Amazing! There are a couple of recent TV ads that use the extraordinary concept of truth! Domino’s Pizza has run a campaign recently focused on redoing their pizza from the crust up! “We listened to your complaints; the crust tastes like cardboard, we developed a new crust, the sauce tastes like catsup, we developed a new sauce, and if you go to their web site, you will see “The Pizza Turnaround” Documentary! I may even try it!

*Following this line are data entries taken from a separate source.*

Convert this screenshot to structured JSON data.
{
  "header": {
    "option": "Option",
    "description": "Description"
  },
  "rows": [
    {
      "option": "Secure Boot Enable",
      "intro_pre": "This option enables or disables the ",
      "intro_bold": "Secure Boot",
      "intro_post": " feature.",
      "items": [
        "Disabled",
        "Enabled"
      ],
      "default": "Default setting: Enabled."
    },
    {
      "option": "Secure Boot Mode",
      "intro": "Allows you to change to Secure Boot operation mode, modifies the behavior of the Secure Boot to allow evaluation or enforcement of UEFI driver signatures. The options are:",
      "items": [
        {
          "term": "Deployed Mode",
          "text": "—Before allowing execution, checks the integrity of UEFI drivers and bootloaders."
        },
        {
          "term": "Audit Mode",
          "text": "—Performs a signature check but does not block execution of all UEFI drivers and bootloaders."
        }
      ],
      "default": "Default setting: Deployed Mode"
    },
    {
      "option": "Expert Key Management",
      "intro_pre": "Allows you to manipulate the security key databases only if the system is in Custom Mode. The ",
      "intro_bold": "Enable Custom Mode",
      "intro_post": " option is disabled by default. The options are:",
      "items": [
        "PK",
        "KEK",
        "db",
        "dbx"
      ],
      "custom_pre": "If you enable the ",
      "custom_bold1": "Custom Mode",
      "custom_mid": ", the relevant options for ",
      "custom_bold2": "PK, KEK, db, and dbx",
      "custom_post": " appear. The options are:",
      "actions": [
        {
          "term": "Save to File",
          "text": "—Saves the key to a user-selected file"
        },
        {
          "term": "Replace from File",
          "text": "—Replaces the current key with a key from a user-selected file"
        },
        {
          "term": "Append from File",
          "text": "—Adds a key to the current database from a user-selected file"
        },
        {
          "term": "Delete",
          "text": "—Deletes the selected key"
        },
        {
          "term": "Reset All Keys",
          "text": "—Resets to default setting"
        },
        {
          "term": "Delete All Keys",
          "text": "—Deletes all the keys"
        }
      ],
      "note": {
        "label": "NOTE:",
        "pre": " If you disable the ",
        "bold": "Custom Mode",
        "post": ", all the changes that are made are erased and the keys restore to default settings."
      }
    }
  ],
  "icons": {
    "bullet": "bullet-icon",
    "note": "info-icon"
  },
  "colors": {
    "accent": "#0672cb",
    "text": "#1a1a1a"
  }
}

Burger King has a new ad that shows the creepy plastic King sneaking into the McDonald’s recipe storage vault and steeling the recipe for the Egg McMuffin! WOW - four off the shelf items require a secret recipe and one that must be stolen? It must be that they are really saying that you can now get an egg McMuffin at Burger King. Okay,
Then there is a radio ad where a guy says “I found that I was 1,000,000 in debt. I figured that the same skill that got me into debt could get me out of debt . . .” Think Paris Hilton . . . No, the skills that get you into debt are the opposite of the skills that can get you out. So I’ll pass on your how to become a millionaire scheme, thank you very much!
4/12/2010

My Favorite Innovation

My favorite innovation of the early 21st Century may come as something of a shock. It isn’t the iPad, and it doesn’t even have an electric chord attached. Certainly the high tech wonders all around us are amazing and have a great impact on our daily lives, but for me, the greatest innovation is curved shower curtain rods in hotels! How wonderful it is to be able to take a shower without touching the shower curtain, the curtain that countless other guest’s naked bodies have touched before, and that can’t be cleaned daily. Now, all of the hotels I have stayed at recently have a shower curtain rod that bows outward; the shower curtain is 6 inches further away than it used to be, and doesn’t touch the person in the shower. My guess is that the concept was invented by a woman, but I may be wrong, it just seems like the kind of idea that a woman would have come up with – if not the idea, the aversion to touching such a common surface. She should be nominated for a Nobel Prize.